You’re correct that the transforms_side_on
flips the image left and right.
However, transforms_top_down
is more than just vertical flipping. It’s vertical flips + horizontal flips + every possible 90-degree rotation.
I believe the naming comes from the idea that some images you would capture from the side (like taking a photo of a cat or dog) vs some you take top-down (like satellite images, or food photos on instagram…). In the side-on case, realistic data augmentations would be flipping horizontally (except in the occasional case of the sidewise or upside-down hanging cat/dog…). In top-down imaging like with satellites, you can rotate and flip the image in every direction and it could still look like a plausible training image.
Here are some examples generated using the transform functions with cat/dog lesson1 images:
original cat image:
transforms_side_on, 12 examples:
transforms_top_down, 12 examples (note the mirror images + rotations):
Here’s a look at transforms.py:
transforms_basic = [RandomRotateXY(10), RandomLightingXY(0.05, 0.05)]
transforms_side_on = transforms_basic + [RandomFlipXY()]
transforms_top_down = transforms_basic + [RandomDihedralXY()]
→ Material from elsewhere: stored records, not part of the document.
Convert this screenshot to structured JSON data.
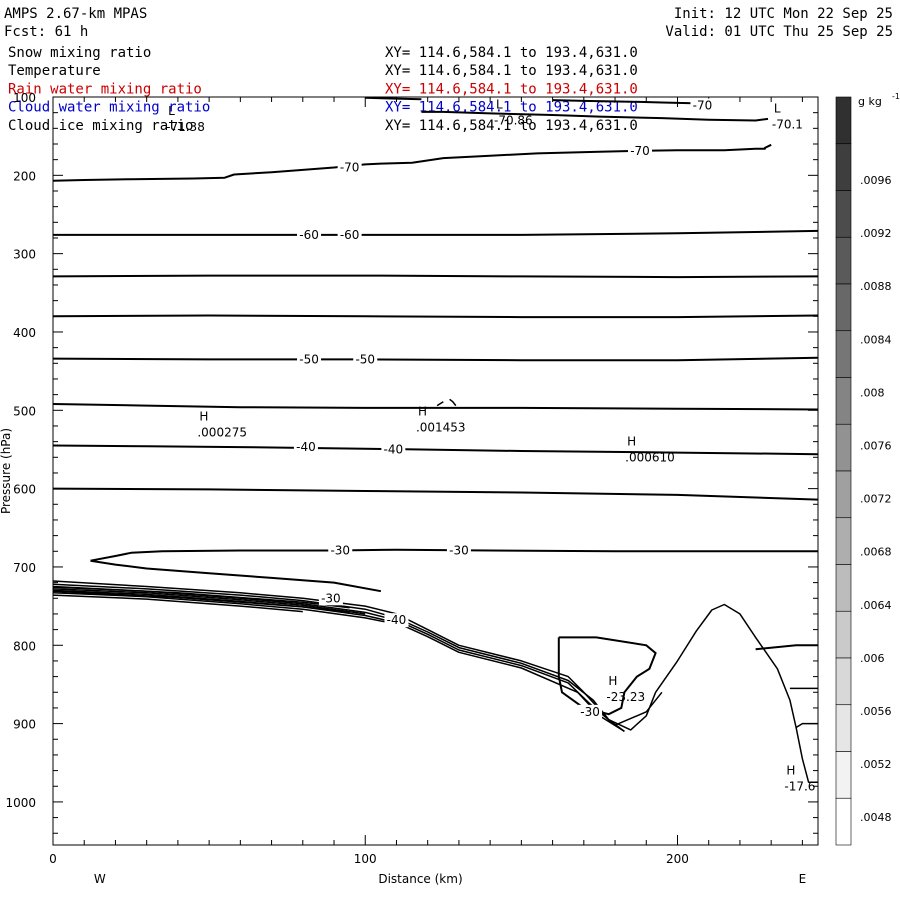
{
  "header": {
    "title": "AMPS 2.67-km MPAS",
    "fcst": "Fcst:   61 h",
    "init": "Init: 12 UTC Mon 22 Sep 25",
    "valid": "Valid: 01 UTC Thu 25 Sep 25"
  },
  "fields": [
    {
      "name": "Snow mixing ratio",
      "xy": "XY= 114.6,584.1 to 193.4,631.0",
      "color": "#000000"
    },
    {
      "name": "Temperature",
      "xy": "XY= 114.6,584.1 to 193.4,631.0",
      "color": "#000000"
    },
    {
      "name": "Rain water mixing ratio",
      "xy": "XY= 114.6,584.1 to 193.4,631.0",
      "color": "#cc0000"
    },
    {
      "name": "Cloud water mixing ratio",
      "xy": "XY= 114.6,584.1 to 193.4,631.0",
      "color": "#0000cc"
    },
    {
      "name": "Cloud ice mixing ratio",
      "xy": "XY= 114.6,584.1 to 193.4,631.0",
      "color": "#000000"
    }
  ],
  "chart_data": {
    "type": "contour",
    "xlabel": "Distance (km)",
    "ylabel": "Pressure (hPa)",
    "xlim": [
      0,
      245
    ],
    "ylim": [
      1055,
      100
    ],
    "x_ticks": [
      0,
      100,
      200
    ],
    "y_ticks": [
      200,
      300,
      400,
      500,
      600,
      700,
      800,
      900,
      1000
    ],
    "y_top_tick": "100",
    "x_left_label": "W",
    "x_right_label": "E",
    "colorbar": {
      "unit": "g kg",
      "unit_exp": "-1",
      "ticks": [
        ".0096",
        ".0092",
        ".0088",
        ".0084",
        ".008",
        ".0076",
        ".0072",
        ".0068",
        ".0064",
        ".006",
        ".0056",
        ".0052",
        ".0048"
      ],
      "colors": [
        "#303030",
        "#3e3e3e",
        "#4c4c4c",
        "#5a5a5a",
        "#686868",
        "#767676",
        "#848484",
        "#929292",
        "#a0a0a0",
        "#aeaeae",
        "#bcbcbc",
        "#cacaca",
        "#d8d8d8",
        "#e6e6e6",
        "#f2f2f2",
        "#ffffff"
      ]
    },
    "temperature_contours": [
      {
        "level": -70,
        "points": [
          [
            0,
            207
          ],
          [
            10,
            206
          ],
          [
            25,
            205
          ],
          [
            45,
            204
          ],
          [
            55,
            203
          ],
          [
            58,
            199
          ],
          [
            70,
            196
          ],
          [
            90,
            190
          ],
          [
            100,
            186
          ],
          [
            105,
            185
          ],
          [
            115,
            184
          ],
          [
            125,
            178
          ],
          [
            140,
            175
          ],
          [
            155,
            172
          ],
          [
            175,
            170
          ],
          [
            185,
            169
          ],
          [
            200,
            168
          ],
          [
            215,
            168
          ],
          [
            225,
            166
          ],
          [
            228,
            166
          ],
          [
            228,
            165
          ],
          [
            230,
            161
          ]
        ]
      },
      {
        "level": -70,
        "points": [
          [
            118,
            119
          ],
          [
            125,
            119
          ],
          [
            140,
            121
          ],
          [
            160,
            123
          ],
          [
            175,
            125
          ],
          [
            195,
            127
          ],
          [
            210,
            129
          ],
          [
            225,
            130
          ],
          [
            229,
            128
          ]
        ]
      },
      {
        "level": -70,
        "points": [
          [
            160,
            104
          ],
          [
            170,
            105
          ],
          [
            185,
            106
          ],
          [
            195,
            107
          ],
          [
            205,
            108
          ]
        ]
      },
      {
        "level": -70,
        "points": [
          [
            100,
            101
          ],
          [
            110,
            102
          ],
          [
            118,
            103
          ]
        ]
      },
      {
        "level": -60,
        "points": [
          [
            0,
            276
          ],
          [
            50,
            276
          ],
          [
            100,
            276
          ],
          [
            150,
            276
          ],
          [
            200,
            274
          ],
          [
            245,
            271
          ]
        ]
      },
      {
        "level": -60,
        "points": [
          [
            0,
            329
          ],
          [
            50,
            328
          ],
          [
            100,
            328
          ],
          [
            150,
            329
          ],
          [
            200,
            330
          ],
          [
            245,
            329
          ]
        ]
      },
      {
        "level": -60,
        "points": [
          [
            0,
            380
          ],
          [
            50,
            379
          ],
          [
            100,
            380
          ],
          [
            150,
            381
          ],
          [
            200,
            381
          ],
          [
            245,
            379
          ]
        ]
      },
      {
        "level": -50,
        "points": [
          [
            0,
            434
          ],
          [
            50,
            435
          ],
          [
            100,
            435
          ],
          [
            150,
            436
          ],
          [
            200,
            436
          ],
          [
            245,
            433
          ]
        ]
      },
      {
        "level": -50,
        "points": [
          [
            0,
            492
          ],
          [
            30,
            494
          ],
          [
            60,
            496
          ],
          [
            100,
            497
          ],
          [
            150,
            497
          ],
          [
            200,
            498
          ],
          [
            245,
            499
          ]
        ]
      },
      {
        "level": -40,
        "points": [
          [
            0,
            545
          ],
          [
            30,
            546
          ],
          [
            60,
            547
          ],
          [
            100,
            549
          ],
          [
            150,
            552
          ],
          [
            200,
            554
          ],
          [
            245,
            556
          ]
        ]
      },
      {
        "level": -40,
        "points": [
          [
            0,
            600
          ],
          [
            50,
            601
          ],
          [
            100,
            603
          ],
          [
            150,
            605
          ],
          [
            200,
            608
          ],
          [
            245,
            614
          ]
        ]
      },
      {
        "level": -30,
        "points": [
          [
            12,
            692
          ],
          [
            20,
            686
          ],
          [
            25,
            682
          ],
          [
            35,
            680
          ],
          [
            60,
            679
          ],
          [
            90,
            679
          ],
          [
            110,
            678
          ],
          [
            140,
            679
          ],
          [
            180,
            680
          ],
          [
            245,
            680
          ]
        ]
      },
      {
        "level": -30,
        "points": [
          [
            12,
            692
          ],
          [
            20,
            697
          ],
          [
            30,
            702
          ],
          [
            50,
            708
          ],
          [
            70,
            714
          ],
          [
            90,
            720
          ],
          [
            105,
            731
          ]
        ]
      },
      {
        "level": -30,
        "points": [
          [
            225,
            805
          ],
          [
            238,
            800
          ],
          [
            245,
            800
          ]
        ]
      }
    ],
    "small_contours": [
      [
        [
          123,
          494
        ],
        [
          125,
          489
        ]
      ],
      [
        [
          127,
          486
        ],
        [
          128,
          489
        ],
        [
          129,
          494
        ]
      ]
    ],
    "terrain_lines": [
      [
        [
          0,
          718
        ],
        [
          30,
          725
        ],
        [
          60,
          733
        ],
        [
          80,
          740
        ],
        [
          100,
          750
        ],
        [
          110,
          760
        ],
        [
          120,
          780
        ],
        [
          130,
          800
        ],
        [
          150,
          820
        ],
        [
          165,
          840
        ],
        [
          170,
          860
        ],
        [
          178,
          895
        ],
        [
          185,
          908
        ],
        [
          190,
          890
        ],
        [
          193,
          860
        ],
        [
          200,
          820
        ],
        [
          206,
          782
        ],
        [
          211,
          755
        ],
        [
          215,
          748
        ],
        [
          220,
          760
        ],
        [
          225,
          790
        ],
        [
          232,
          830
        ],
        [
          236,
          870
        ],
        [
          238,
          905
        ],
        [
          240,
          945
        ],
        [
          242,
          975
        ],
        [
          245,
          975
        ]
      ],
      [
        [
          0,
          722
        ],
        [
          30,
          728
        ],
        [
          60,
          736
        ],
        [
          80,
          743
        ],
        [
          100,
          754
        ],
        [
          110,
          765
        ],
        [
          120,
          783
        ],
        [
          130,
          803
        ],
        [
          150,
          823
        ],
        [
          165,
          845
        ],
        [
          173,
          870
        ],
        [
          178,
          895
        ],
        [
          183,
          910
        ]
      ],
      [
        [
          0,
          726
        ],
        [
          30,
          731
        ],
        [
          60,
          740
        ],
        [
          80,
          747
        ],
        [
          100,
          758
        ],
        [
          110,
          768
        ],
        [
          120,
          786
        ],
        [
          130,
          806
        ],
        [
          150,
          826
        ],
        [
          165,
          848
        ],
        [
          172,
          875
        ],
        [
          180,
          902
        ],
        [
          190,
          885
        ],
        [
          195,
          860
        ]
      ],
      [
        [
          0,
          730
        ],
        [
          30,
          735
        ],
        [
          60,
          744
        ],
        [
          80,
          751
        ],
        [
          100,
          762
        ],
        [
          110,
          771
        ],
        [
          120,
          789
        ],
        [
          130,
          809
        ],
        [
          150,
          829
        ],
        [
          168,
          860
        ],
        [
          175,
          890
        ],
        [
          183,
          910
        ]
      ],
      [
        [
          0,
          733
        ],
        [
          30,
          738
        ],
        [
          60,
          747
        ],
        [
          80,
          754
        ],
        [
          100,
          765
        ],
        [
          110,
          773
        ]
      ],
      [
        [
          0,
          736
        ],
        [
          30,
          741
        ],
        [
          60,
          750
        ],
        [
          80,
          757
        ]
      ],
      [
        [
          0,
          728
        ],
        [
          30,
          733
        ],
        [
          60,
          742
        ],
        [
          80,
          749
        ],
        [
          100,
          760
        ]
      ],
      [
        [
          0,
          725
        ],
        [
          40,
          733
        ],
        [
          80,
          745
        ],
        [
          95,
          752
        ]
      ],
      [
        [
          0,
          731
        ],
        [
          40,
          739
        ],
        [
          80,
          751
        ],
        [
          95,
          758
        ]
      ],
      [
        [
          236,
          855
        ],
        [
          240,
          855
        ],
        [
          245,
          855
        ]
      ],
      [
        [
          238,
          905
        ],
        [
          240,
          900
        ],
        [
          245,
          900
        ]
      ]
    ],
    "closed_contour": [
      [
        162,
        790
      ],
      [
        174,
        790
      ],
      [
        190,
        800
      ],
      [
        193,
        810
      ],
      [
        191,
        830
      ],
      [
        187,
        840
      ],
      [
        183,
        860
      ],
      [
        182,
        880
      ],
      [
        178,
        888
      ],
      [
        170,
        880
      ],
      [
        163,
        860
      ],
      [
        162,
        840
      ],
      [
        162,
        815
      ],
      [
        162,
        800
      ],
      [
        162,
        790
      ]
    ],
    "annotations": [
      {
        "label": "H",
        "value": ".000275",
        "x": 52,
        "y": 518
      },
      {
        "label": "H",
        "value": ".001453",
        "x": 122,
        "y": 512
      },
      {
        "label": "H",
        "value": ".000610",
        "x": 189,
        "y": 550
      },
      {
        "label": "H",
        "value": "-23.23",
        "x": 183,
        "y": 856
      },
      {
        "label": "H",
        "value": "-17.6",
        "x": 240,
        "y": 970
      },
      {
        "label": "L",
        "value": "-71.38",
        "x": 42,
        "y": 128
      },
      {
        "label": "L",
        "value": "-70.86",
        "x": 147,
        "y": 120
      },
      {
        "label": "L",
        "value": "-70.1",
        "x": 236,
        "y": 125
      }
    ],
    "contour_labels": [
      {
        "text": "-70",
        "x": 95,
        "y": 190
      },
      {
        "text": "-70",
        "x": 188,
        "y": 169
      },
      {
        "text": "-70",
        "x": 208,
        "y": 111
      },
      {
        "text": "-60",
        "x": 82,
        "y": 276
      },
      {
        "text": "-60",
        "x": 95,
        "y": 276
      },
      {
        "text": "-50",
        "x": 82,
        "y": 435
      },
      {
        "text": "-50",
        "x": 100,
        "y": 435
      },
      {
        "text": "-40",
        "x": 81,
        "y": 547
      },
      {
        "text": "-40",
        "x": 109,
        "y": 550
      },
      {
        "text": "-30",
        "x": 92,
        "y": 679
      },
      {
        "text": "-30",
        "x": 130,
        "y": 679
      },
      {
        "text": "-30",
        "x": 89,
        "y": 740
      },
      {
        "text": "-40",
        "x": 110,
        "y": 768
      },
      {
        "text": "-30",
        "x": 172,
        "y": 885
      }
    ]
  }
}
class RandomDihedralXY(CoordTransform):
def set_state(self):
self.rot_times = random.randint(0,4)
self.do_flip = random.random()<0.5
def do_transform(self, x):
x = np.rot90(x, self.rot_times)
return np.fliplr(x).copy() if self.do_flip else x
class RandomFlipXY(CoordTransform):
def set_state(self):
self.do_flip = random.random()<0.5
def do_transform(self, x):
return np.fliplr(x).copy() if self.do_flip else x
Note that with both settings, there’s a bit of slight rotation and brightness adjustments included by default as well.